Sur le papier, d’abord, on tremble de peur. La politique fiction est un genre peau-de-banane sur lequel glisse souvent des deux pieds le cinéma tricolore. Son défaut ? Vouloir imiter son grand frère américain, mais avec les moyens et la bouffissure de la grenouille de la fable, voulant se faire plus grosse que le boeuf. Et que ça surjoue, que ça brûle la conspiration par les deux bouts, abusant de plans de vitres teintées et de chaussures Tod’s trop pressées pour être honnêtes. Que ceux qui ont vu « Le Candidat » avec Yvan Attal lèvent le doigt…
Alors, « La Sainte Victoire », même constat de défaite ? Déjà, son thème vise moins haut : il n’est pas question ici de complot élyséen ou de micmac républicain (bref, pas de Dupontel à la mine sombre comme dans « Président » de Lionel Delplanque, ouf), tout se passe à l’échelle locale, quelque part dans le Sud (sauf que personne n’a l’accent cigale, à la Pasqua, re-ouf). Et l’histoire, moins que de se la jouer polar politique tarabiscoté, s’intéresse aux destins croisés-percutés de deux personnages, liés par la gagne et le vice : Xavier Alvarez (Clovis Cornillac), architecte qui en veut, et Vincent Cluzel (Christian Clavier) candidat outsider à la mairie, prêt à mettre de l’eau dans ses idéaux. S’ensuit un jeu de courte-échelle entre nos deux Machiavel, jusqu’au « twist » qui fera tout s’écrouler.
Construit en diptyque, le film ne montre pas tant une relation « up & down », que l’endroit et l’enfer de la nature humaine. « Qu’êtes-vous prêt à perdre pour gagner ? » interpelle le gimmick, qui situe bien nos marécages intérieurs. On suit d’abord Alvarez auquel Cornillac prête sa belle vulgarité porcine, ce gars de la France d’en bas qui se lève tôt.

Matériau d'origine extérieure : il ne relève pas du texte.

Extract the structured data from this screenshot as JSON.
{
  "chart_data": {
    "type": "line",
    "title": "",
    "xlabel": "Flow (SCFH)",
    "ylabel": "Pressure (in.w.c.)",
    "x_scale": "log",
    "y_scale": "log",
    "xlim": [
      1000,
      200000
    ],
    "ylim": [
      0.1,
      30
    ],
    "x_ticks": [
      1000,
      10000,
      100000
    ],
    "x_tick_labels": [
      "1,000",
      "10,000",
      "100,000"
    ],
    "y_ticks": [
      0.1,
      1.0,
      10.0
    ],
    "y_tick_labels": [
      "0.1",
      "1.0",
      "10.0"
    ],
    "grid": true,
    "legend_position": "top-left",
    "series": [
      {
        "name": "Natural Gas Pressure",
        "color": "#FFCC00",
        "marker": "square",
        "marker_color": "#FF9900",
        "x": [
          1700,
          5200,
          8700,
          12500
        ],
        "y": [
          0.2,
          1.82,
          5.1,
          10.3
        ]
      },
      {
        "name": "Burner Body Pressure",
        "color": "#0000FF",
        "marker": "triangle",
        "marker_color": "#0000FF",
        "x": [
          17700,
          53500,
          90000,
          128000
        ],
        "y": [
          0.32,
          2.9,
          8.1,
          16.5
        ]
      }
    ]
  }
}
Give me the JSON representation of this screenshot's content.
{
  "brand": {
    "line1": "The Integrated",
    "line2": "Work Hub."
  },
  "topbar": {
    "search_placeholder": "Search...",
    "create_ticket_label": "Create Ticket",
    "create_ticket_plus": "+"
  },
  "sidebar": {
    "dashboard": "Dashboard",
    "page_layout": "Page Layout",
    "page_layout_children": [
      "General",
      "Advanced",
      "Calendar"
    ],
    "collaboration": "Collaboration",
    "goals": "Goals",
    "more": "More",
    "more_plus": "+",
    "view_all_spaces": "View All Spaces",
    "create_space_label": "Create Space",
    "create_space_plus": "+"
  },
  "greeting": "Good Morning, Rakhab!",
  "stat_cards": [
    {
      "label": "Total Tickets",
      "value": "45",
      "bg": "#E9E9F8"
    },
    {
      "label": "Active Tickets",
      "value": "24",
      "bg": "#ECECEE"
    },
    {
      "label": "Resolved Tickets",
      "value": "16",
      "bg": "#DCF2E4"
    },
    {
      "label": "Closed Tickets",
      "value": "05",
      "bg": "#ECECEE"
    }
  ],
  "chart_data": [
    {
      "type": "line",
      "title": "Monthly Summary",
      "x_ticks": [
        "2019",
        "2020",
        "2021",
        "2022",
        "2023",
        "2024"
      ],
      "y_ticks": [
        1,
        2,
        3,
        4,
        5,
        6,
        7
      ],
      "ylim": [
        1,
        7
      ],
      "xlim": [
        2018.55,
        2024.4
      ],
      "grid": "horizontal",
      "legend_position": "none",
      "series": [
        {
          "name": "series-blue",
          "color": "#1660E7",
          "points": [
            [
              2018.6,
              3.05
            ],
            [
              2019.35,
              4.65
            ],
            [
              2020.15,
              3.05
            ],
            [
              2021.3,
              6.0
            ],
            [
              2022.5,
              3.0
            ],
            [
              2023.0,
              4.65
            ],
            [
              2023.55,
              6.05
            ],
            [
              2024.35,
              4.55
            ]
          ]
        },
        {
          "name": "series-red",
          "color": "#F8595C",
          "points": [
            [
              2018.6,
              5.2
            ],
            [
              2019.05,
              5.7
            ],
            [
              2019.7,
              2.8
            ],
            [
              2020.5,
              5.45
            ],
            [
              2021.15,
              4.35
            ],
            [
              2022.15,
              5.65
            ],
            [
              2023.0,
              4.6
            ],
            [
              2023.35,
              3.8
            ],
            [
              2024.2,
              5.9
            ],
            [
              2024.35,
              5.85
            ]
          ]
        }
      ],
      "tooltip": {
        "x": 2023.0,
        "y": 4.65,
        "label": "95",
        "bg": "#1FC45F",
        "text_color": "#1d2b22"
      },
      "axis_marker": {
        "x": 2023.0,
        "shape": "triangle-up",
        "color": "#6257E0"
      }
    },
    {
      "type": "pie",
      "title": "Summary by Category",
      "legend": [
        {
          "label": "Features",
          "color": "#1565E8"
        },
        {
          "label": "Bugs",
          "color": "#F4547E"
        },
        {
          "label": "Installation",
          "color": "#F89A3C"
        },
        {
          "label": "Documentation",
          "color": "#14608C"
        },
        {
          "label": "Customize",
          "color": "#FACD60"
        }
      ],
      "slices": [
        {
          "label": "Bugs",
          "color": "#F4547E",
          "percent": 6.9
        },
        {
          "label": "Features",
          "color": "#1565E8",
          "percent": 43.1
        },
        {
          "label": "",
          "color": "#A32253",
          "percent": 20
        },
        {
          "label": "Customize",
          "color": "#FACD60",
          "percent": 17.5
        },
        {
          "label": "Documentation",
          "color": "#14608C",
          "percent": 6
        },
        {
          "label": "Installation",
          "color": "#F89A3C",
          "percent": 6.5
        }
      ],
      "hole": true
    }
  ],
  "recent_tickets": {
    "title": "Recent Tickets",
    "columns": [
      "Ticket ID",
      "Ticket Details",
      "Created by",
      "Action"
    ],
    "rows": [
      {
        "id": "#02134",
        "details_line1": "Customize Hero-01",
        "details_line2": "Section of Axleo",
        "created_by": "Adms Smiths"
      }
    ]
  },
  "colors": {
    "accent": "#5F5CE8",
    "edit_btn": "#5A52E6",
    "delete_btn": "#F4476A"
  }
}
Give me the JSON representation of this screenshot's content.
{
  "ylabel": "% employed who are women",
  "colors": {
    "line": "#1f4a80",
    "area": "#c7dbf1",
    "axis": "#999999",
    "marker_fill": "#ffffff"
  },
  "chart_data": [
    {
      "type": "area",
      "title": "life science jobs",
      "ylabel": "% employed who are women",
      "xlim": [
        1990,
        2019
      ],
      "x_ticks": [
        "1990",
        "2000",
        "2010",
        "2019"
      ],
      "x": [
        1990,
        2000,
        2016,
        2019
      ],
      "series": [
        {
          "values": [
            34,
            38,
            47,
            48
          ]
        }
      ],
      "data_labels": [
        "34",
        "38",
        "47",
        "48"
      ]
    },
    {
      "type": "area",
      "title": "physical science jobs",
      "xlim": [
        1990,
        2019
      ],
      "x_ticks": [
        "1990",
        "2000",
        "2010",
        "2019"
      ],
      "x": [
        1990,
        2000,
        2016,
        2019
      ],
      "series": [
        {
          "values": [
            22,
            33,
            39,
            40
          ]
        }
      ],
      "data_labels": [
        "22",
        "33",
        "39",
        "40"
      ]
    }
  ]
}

Comme un réflexe de survie sociale, il a toujours voulu sortir de sa mouise caillera, devisant même, ado à l’arrière d’un bus scolaire, « Le fantasme de mes potes, c’était les bouquins de cul, et moi, les fauteuils Le Corbusier ». On a, à le voir, envie de citer Stig Dagerman (« son besoin de consolation est impossible à rassasier »), même s’il s’agit plus du « Paysan Parvenu » de Marivaux.
En face, Clavier ne manque pas de touché. Loin de sa morgue napoléonienne, il endosse la veste croisée de petit politicard à merveille, qu’il retournera sans faux pli. La force de l’acteur (et celle de l’écriture) est d’y mettre les nuances : notre homme n’est pas un salaud véreux, mais un opportun qui apprend à composer (donc à renoncer) au fil du drame. Il se déçoit, il nous déçoit, mais voilà, il le sait maintenant, la réussite en politique n’est pas un long fleuve tranquille.
Le film de François Favrat évite le slogan « Tous pourris ». Il montre la crapulerie off, les barbouzeries (vol d’affiches électorales, ratonnade…), la prise illégale d’intérêt, mais comme un décor de principe. La politique est une guerre sale, c’est un fait, inutile de s’appesantir. Ça laisse du coup de la place et du temps (105 mn) à l’analyse de ce drôle de couple, qui valse de la confiance à la dette « amoureuse » pour finir sur le pire cancer de l’âme : la déception. Bien sûr, tout n’est pas parfait : il manque le venin d’un Mocky, les effets « voix off » et les modes « ralenti » sont de trop, et le rôle secondaire de Yaya (Sami Bouajila), touche de couleur dans un monde de cols blancs, n’apporte pas grand chose. Mais La Sainte victoire parvient à donner aux conventions du buddy movie une complexité suffisamment rare pour éviter la caricature.